Corrosion in oil pipelines is one of the biggest problems in the oil sector companies because of the high cost resulted from repairing the corroded parts, or replace it with another non-corroded ones, so, in this research, we study the design of nano-inhibitor and study of its structural and electronic properties of dichlorobenzene molecule (C6H4Cl2) and the effect of adding groups of Hydroxy on those properties, density functional theory (DFT) at B3LYP level with (6-31G) basis sets. The study included four new molecules, which are including monohydroxy dichlorobenzene molecule, dihydroxy dichlorobenzene, trihydroxy dichlorobenzene, and tetrhydroxy dichlorobenzene. The structural and electronic calculations have been done by using Gaussian 09 program and Gaussian View in DFT calculations. The geometry optimization using both methods for dichlorobenzene (nano-inhibitor) and group’s Hydroxy molecules has been found in good agreement with experimental data.

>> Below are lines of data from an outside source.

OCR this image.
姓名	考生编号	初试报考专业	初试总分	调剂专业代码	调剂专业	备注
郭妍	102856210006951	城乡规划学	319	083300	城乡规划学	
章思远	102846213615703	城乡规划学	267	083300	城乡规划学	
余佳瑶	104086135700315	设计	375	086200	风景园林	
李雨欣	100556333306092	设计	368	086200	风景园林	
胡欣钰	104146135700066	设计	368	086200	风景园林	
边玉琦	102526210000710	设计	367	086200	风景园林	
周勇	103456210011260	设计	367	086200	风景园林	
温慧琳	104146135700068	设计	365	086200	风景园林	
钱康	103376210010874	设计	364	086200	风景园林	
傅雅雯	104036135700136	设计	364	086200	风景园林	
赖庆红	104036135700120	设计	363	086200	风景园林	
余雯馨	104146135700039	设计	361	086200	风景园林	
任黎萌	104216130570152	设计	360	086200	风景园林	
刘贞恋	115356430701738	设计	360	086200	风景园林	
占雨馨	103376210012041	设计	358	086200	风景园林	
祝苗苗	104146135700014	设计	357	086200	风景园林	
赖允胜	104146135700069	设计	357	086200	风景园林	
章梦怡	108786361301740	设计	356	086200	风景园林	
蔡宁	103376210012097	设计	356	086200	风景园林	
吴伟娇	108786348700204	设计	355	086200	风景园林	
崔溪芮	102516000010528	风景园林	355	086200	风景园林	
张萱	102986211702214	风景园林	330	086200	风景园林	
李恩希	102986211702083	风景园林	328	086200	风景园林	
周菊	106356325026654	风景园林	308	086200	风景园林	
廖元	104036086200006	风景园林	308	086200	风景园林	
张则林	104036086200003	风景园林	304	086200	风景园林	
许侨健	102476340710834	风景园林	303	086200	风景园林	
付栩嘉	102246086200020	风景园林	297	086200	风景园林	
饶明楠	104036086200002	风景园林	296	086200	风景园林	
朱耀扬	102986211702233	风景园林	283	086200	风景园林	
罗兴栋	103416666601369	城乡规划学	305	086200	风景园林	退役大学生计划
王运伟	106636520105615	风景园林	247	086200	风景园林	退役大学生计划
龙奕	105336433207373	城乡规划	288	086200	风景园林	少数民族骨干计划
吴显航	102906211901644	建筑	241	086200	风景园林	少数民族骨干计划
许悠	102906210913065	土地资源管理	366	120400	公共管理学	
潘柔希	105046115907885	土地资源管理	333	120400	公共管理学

While the electronic properties included calculate total energy, ionization potential, electron affinity, chemical potential, electronegativity, electrochemical hardness and electronic softness for molecules under study. These results show that the energy gap reduced with the increase of the number of groups; also, the electron affinity and electronegativity for dichlorobenzene molecule Ben-Cl-2OH are the lowest, while the chemical potential be the highest for the same inhibitor. Nano-inhibitor result reduces corrosion of internal surfaces of tubes that used for transporting oil and gas to the importance of these molecules in terms of their high ability for interaction. Those dichlorobenzene can restrain corrosion from claiming steel toward framing an inactive layer for this molecule on the metal's surface.